TotalEnergies Marketing Nigeria Plc Q1-25: Lower Sales and Higher Finance Cost Drives Losses

(Source: African Energy Chamber)

April 30, 2025/Cordros Report

TotalEnergies Marketing Nigeria Plc (TOTAL) published its Q1-25 unaudited results yesterday (29 April), reporting a loss per share of NGN0.35 (vs earnings per share of NGN33.87 in Q1-24), marking the marketer’s first negative quarterly earnings print since Q2-20. The performance was driven by the decline in revenue (-17.9% y/y) and a higher finance cost (+94.1% y/y). 

Revenue declined by 17.9% y/y in Q1-25, driven by declines in revenue across its business segments – Network (-17.9% y/y | 54.0% of revenue), General Trade (-17.9% y/y | 35.0% of revenue) and Aviation (-17.9% y/y | 11.0% of revenue). We attribute the performance to the lower volumes in the period, even as product prices were higher compared to the prior period – PMS: +84.2% y/y; AGO: +22.7% y/y; and DPK: +54.6% y/y. We suspect that the influx of relatively cheaper products from the Dangote Refinery through its trading partners limited product offtake from TOTAL’s retail outlets and B2B channels. On a q/q basis, revenue declined by 10.6%.

Gross margin (-196bps y/y) declined to 11.1%, reflecting the contraction in revenue. Notably, cost of sales fell by 16.0% y/y, following declines across net changes in inventory of lubes, greases and refined products (-15.7% y/y) and transportation costs (-58.5% y/y). Consequently, EBITDA (-380bps) margin contracted to 3.9%, amid a 10.3% y/y increase in operating expenses.
 
Net finance cost increased by 216.3% y/y, following a surge in finance cost (+94.1% y/y) and a 41.0% y/y decline in finance income. The higher finance cost is as a result of a 271.0% y/y increase in interests on overdrafts, following a higher overdraft balance reported in the period (NGN103.15 billion vs Q1-24: NGN44.68 billion) relative to the prior year.
 
Overall, PBT declined by 93.3% y/y to NGN1.12 billion (Q1-24: NGN16.84 billion). After accounting for a tax expense of NGN1.24 billion, the company made a loss after tax of  NGN120.03 million (vs PAT of NGN11.50 billion in Q1-24).

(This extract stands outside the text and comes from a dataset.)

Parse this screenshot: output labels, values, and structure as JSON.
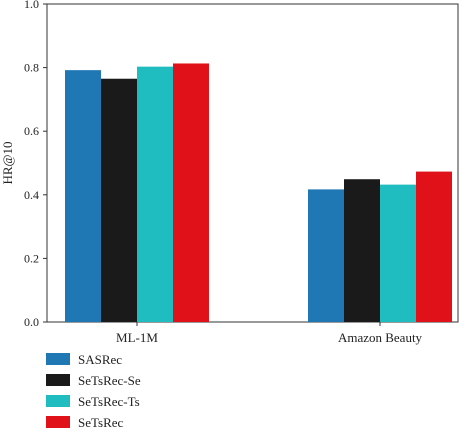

Comment: Despite higher product pricing, TOTAL’s numbers came in lower compared to the previous year, likely affected by lower volumes, which we attribute to increased competition from the Dangote Refinery and its partners. In addition, elevated finance costs further weighed on profitability and earnings for the period. Looking ahead, we believe TOTAL’s performance may remain subdued as we expect sales volumes to remain under pressure based on current factors amid slower growth in prices. Our estimates are under review.